Wednesday, 5 October 2011

Day one Hong Kong

Arrived at 7 am and walked for miles down escalators, travelled on a driverless train and then walked miles up escalators to get to the queue for immigration, but we weren't in a hurry as the hotel check in was 2pm! Through baggage reclaim and then had a coffee whilst using the airport free wifi to read emails etc. Purchased our octopus cards and sorted out where the busses went, then had to top up Carol,s card as we would have used all the 20 dollars on the airport bus. Mine had 100 dollars so that was OK. Long ride into town on the front upstairs seats. Over some enormous and pretty bridges and through a couple of tunnels, trying to follow the route on Google maps but GPS didn't,t work very often.
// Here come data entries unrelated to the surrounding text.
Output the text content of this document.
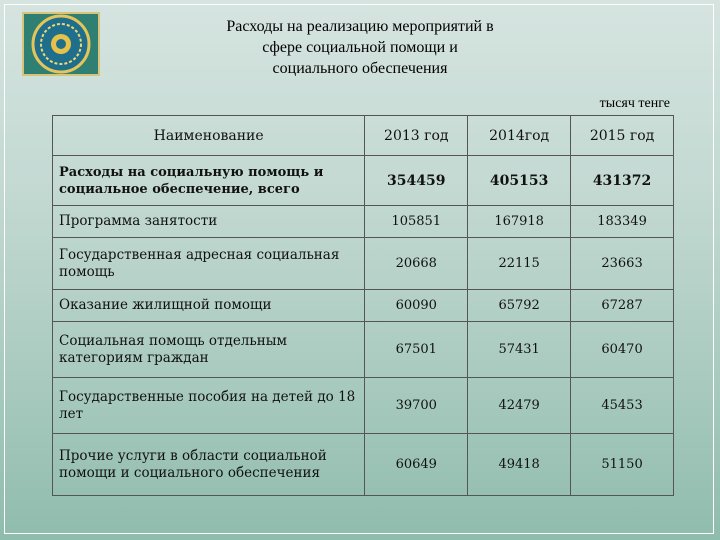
Расходы на реализацию мероприятий в
сфере социальной помощи и
социального обеспечения
тысяч тенге
Наименование	2013 год	2014год	2015 год
Расходы на социальную помощь и социальное обеспечение, всего	354459	405153	431372
Программа занятости	105851	167918	183349
Государственная адресная социальная помощь	20668	22115	23663
Оказание жилищной помощи	60090	65792	67287
Социальная помощь отдельным категориям граждан	67501	57431	60470
Государственные пособия на детей до 18 лет	39700	42479	45453
Прочие услуги в области социальной помощи и социального обеспечения	60649	49418	51150
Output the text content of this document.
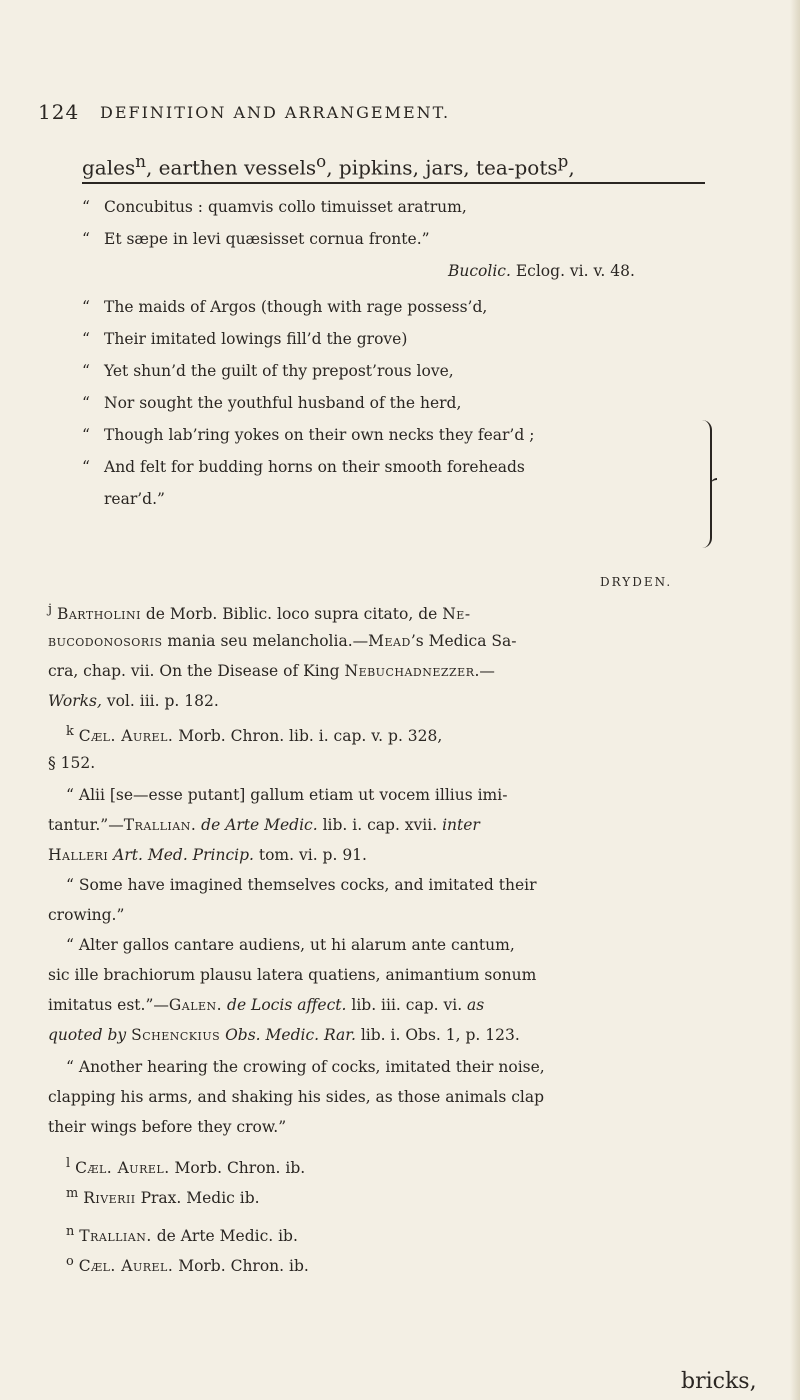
124 DEFINITION AND ARRANGEMENT.
gales$^n$, earthen vessels$^o$, pipkins, jars, tea-pots$^p$,
“ Concubitus : quamvis collo timuisset aratrum,
“ Et sæpe in levi quæsisset cornua fronte.”
Bucolic. Eclog. vi. v. 48.
“ The maids of Argos (though with rage possess’d,
“ Their imitated lowings fill’d the grove)
“ Yet shun’d the guilt of thy prepost’rous love,
“ Nor sought the youthful husband of the herd,
“ Though lab’ring yokes on their own necks they fear’d ;
“ And felt for budding horns on their smooth foreheads
rear’d.”
DRYDEN.
$^j$ Bartholini de Morb. Biblic. loco supra citato, de Ne-
bucodonosoris mania seu melancholia.—Mead’s Medica Sa-
cra, chap. vii. On the Disease of King Nebuchadnezzer.—
Works, vol. iii. p. 182.
$^k$ Cæl. Aurel. Morb. Chron. lib. i. cap. v. p. 328,
§ 152.
“ Alii [se—esse putant] gallum etiam ut vocem illius imi-
tantur.”—Trallian. de Arte Medic. lib. i. cap. xvii. inter
Halleri Art. Med. Princip. tom. vi. p. 91.
“ Some have imagined themselves cocks, and imitated their
crowing.”
“ Alter gallos cantare audiens, ut hi alarum ante cantum,
sic ille brachiorum plausu latera quatiens, animantium sonum
imitatus est.”—Galen. de Locis affect. lib. iii. cap. vi. as
quoted by Schenckius Obs. Medic. Rar. lib. i. Obs. 1, p. 123.
“ Another hearing the crowing of cocks, imitated their noise,
clapping his arms, and shaking his sides, as those animals clap
their wings before they crow.”
$^l$ Cæl. Aurel. Morb. Chron. ib.
$^m$ Riverii Prax. Medic ib.
$^n$ Trallian. de Arte Medic. ib.
$^o$ Cæl. Aurel. Morb. Chron. ib.
bricks,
Managed to get off at a sensible station and headed fairly accurately to the hotel with one pause for uncertainty at the time a wheel collapsed on Phil,s main case. Jury rigged a shoulder strap and struggled the last 100 yards OK. Checked in about 10:30 without problem and crashed out for an hour or so. Decided on a suitable walk nearby and set off back to Admiralty station area and into the park.
Feeling hungry headed to the restaurant but found it under reconstruction so investigated a tea house nearby. Amazing choice of teas ans dim sum menu - most choices OK but jasmine dumplings with sesame filling were disgusting! Wandered round the park lake and then through a spectacular aviary built on a hillside - bit of a climb to the entrance though, past a memorial garden to the victims of 2003 SARS epidemic. Wandered on to the Peak Tram stop and found an enormous queue so went to look at St John,s cathedral, totally dwarfed by skyscrapers around it. Deep breath and joined the queue, back and forth along the serpentine queueing system and after a few "kettling" pauses we got onto the platform some 2 and a quarter hours after we began. Fascinating journey very steeply up the hill and exited into the very commercial building at the top. Found a cafe for a snack which went well til the "milk tea" arrived which seemed to be made with sterilised milk and to our tase was undrinkable.
By now darkness has come and we went up to the observation deck to see the city below us all picked out in myriads of lights. All very pretty. When we had had enough of the level 3 Typhoon blowing we descended to the tram and balked at the queue so went in search of a bus. Found the bus stop but after a quarter of an hour nothing had come, and we wouldn't have got on the first one anyway, we gave up and splashed out 600 dollars on a taxi ride. Still a queue of people at 7:30 who would be waiting 2 hours to get to the top. Back to hotel room and bed around 8:30.